Loans make higher education possible for many, may cause headaches later


As costs rise and state support declines, financial aid continues to be crucial to attending college.

News Editor

Student loans are simply that: loans, and they must be paid back. With costs increasing and state support declining, many students unknowingly fall further and further into the red.

“I graduated with a little over $20,000 in student loans,” said Zach Anderson, SDSU alum and news editor at the Starbuck Times in Starbuck, Minn. “I didn’t get any financial aid and had one scholarship that was about $500 a semester, but other than that I had all loans.”

Jay Larsen, director of financial aid at SDSU, said as costs increase, financial aid becomes even more significant to students.

“Student financial aid is very important for students and families and their choice to attend higher education,” Larsen said. “Financial aid helps students attend college, and stay in college, because it provides the resources or money to pay for school.”

Gov. Dennis Daugaard’s proposed budget for fiscal year 2012 could make financial aid even more important for students.  Daugaard’s budget proposed a 10 percent cut in state spending, which could equal about $4.7 million in cuts to SDSU and a rise in tuition of 6 to 8 percent.

Anderson said student loans were important while he was in school.

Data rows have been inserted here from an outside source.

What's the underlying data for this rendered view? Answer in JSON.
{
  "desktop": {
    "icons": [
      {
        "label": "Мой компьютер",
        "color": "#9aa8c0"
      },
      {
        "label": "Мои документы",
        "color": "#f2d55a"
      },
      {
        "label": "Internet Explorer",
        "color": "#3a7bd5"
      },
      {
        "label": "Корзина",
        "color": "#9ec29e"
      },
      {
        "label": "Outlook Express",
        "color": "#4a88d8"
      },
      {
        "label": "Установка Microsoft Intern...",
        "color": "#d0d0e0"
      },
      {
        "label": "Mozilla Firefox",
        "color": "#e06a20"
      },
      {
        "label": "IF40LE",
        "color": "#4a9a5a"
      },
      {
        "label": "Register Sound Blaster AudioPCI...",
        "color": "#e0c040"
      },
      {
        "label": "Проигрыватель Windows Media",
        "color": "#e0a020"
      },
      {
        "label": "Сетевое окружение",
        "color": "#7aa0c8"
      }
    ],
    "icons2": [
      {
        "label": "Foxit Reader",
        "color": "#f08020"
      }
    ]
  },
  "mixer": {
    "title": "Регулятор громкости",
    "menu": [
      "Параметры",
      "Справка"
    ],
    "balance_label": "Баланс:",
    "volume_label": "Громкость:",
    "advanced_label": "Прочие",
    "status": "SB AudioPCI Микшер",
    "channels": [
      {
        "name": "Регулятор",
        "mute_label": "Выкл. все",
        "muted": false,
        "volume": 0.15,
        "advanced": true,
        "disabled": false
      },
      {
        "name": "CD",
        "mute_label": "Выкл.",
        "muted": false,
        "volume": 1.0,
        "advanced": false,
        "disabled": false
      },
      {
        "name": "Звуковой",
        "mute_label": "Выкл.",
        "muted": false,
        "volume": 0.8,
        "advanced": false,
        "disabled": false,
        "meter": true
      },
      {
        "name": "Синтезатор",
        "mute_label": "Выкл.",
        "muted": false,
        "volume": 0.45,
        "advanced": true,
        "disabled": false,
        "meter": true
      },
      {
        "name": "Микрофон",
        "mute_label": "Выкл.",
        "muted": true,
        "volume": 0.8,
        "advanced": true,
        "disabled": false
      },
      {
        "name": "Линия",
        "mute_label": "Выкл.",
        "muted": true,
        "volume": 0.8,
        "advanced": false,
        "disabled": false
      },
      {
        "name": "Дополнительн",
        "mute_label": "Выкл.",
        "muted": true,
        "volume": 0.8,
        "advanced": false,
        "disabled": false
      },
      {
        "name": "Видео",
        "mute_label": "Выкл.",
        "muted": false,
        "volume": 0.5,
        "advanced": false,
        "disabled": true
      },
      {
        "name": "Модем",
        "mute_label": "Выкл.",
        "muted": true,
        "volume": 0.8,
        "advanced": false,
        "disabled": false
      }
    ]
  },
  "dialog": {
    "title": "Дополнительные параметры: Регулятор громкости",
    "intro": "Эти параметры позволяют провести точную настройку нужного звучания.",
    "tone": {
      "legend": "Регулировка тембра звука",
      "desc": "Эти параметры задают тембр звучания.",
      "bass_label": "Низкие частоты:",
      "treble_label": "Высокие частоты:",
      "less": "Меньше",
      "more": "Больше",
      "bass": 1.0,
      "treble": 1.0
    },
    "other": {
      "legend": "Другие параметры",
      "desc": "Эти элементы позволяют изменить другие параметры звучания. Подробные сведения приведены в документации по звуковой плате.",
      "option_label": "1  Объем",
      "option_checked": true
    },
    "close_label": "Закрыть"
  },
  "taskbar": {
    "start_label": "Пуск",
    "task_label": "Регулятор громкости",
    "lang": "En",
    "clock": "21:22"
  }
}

“I didn’t have a job or anything, so I probably wouldn’t have even been able to go to college without loans,” Anderson said.  “I’m sure there are a lot of kids that wouldn’t be able to go if they didn’t have that financial aid available.”

Tia Krier, a sophomore pharmacy major, worries about the amount of money she has to borrow for school.

“It’s really scary to see how much money I’m racking up with student fees,” she said.  “Going into the pharmacy program and looking at what I’ll have to pay in the future is overwhelming.”

According to the South Dakota Board of Regents 2011 Factbook, in 2010, 88 percent of SDSU students received some form of financial aid, with the average amount being almost $10,000.

About $28.5 million in non-obligation financial aid was given to SDSU students in 2010, according to the Factbook. Larsen described non-obligation aid as awards given based on merit or financial need. It is aid students don’t have to work for or pay back. Non-obligation financial aid includes grants, the Opportunity Scholarship and institutional scholarships.

“Scholarship opportunities provide financial assistance but also recognition of a students achievements and career interests,” Larsen said. “Scholarships are available only through the generosity of donors.”

According to the Factbook, nearly $77 million was given to SDSU students in obligation aid in 2010. Obligation aid means it must be paid back. Larsen said students can pay these back by federal and alternative loans or funds collected through work study and non-work study employment.

“Federal financial aid programs and primarily student loans are available to help students pay for their higher education expenses, and invest in their futures so that they can repay their student loans and also have the career opportunities they are interested in,” Larsen said.

As shown in the Factbook, a much larger amount of obligation aid is given. Larsen said this is because some students are starting to borrow more money while in school, partly because of the rising costs of education.

Anderson said he didn’t pay close attention to the amount of student loan debt he acquired throughout college.

“I didn’t even think about it until the exit interview; I didn’t really care until then,” he said. “It’s not something you have to pay right away, so it’s not really a reality until you graduate because that’s when the bills come.”

Larsen said students should pay attention to how much debt they are acquiring through out college.

“Students can view their federal student loans at,” Larsen said.  “I encourage students to check them often.”

Larsen said payments on student loans start six months after graduation, while federal student loans have a 10-year repayment period, unless the student has them deferred.  Depending on the amount borrowed it could take up to 25 years for some students to pay  back their student loans.

“The loan repayment rate is where students have proven it is a worthy investment in their education,” Larsen said.  “The loan repayment rate at SDSU is over 99 percent.”

Larsen said interest rates vary depending on the type of loan.  Federal loans have an interest rate of 3.4 percent for the Federal Direct Subsidized loan or 6.8 percent for the Unsubsidized Federal Direct Loan.

Anderson said he’s been fortunate and able to start paying his loans off quickly.  Since graduating in December 2009, he’s been able to pay off nearly half of his student loan debt.

“When I first got out of college I lived at home, so it was a lot easier to pay them off quickly,” he said.  “Now that I have to pay rent I can’t pay as much at a time, but it will definitely be nice when I get them paid off…  it kind of looms over your head when you know that’s where half of your paycheck is going.”

Krier said she is expecting it to take years for her to pay off her student loan debt.

“I think it will probably take like 15 years,” she said.  “I know that someday because I’m going into the healthcare field I’ll be able to pay it off, but I can’t imagine how others feel.”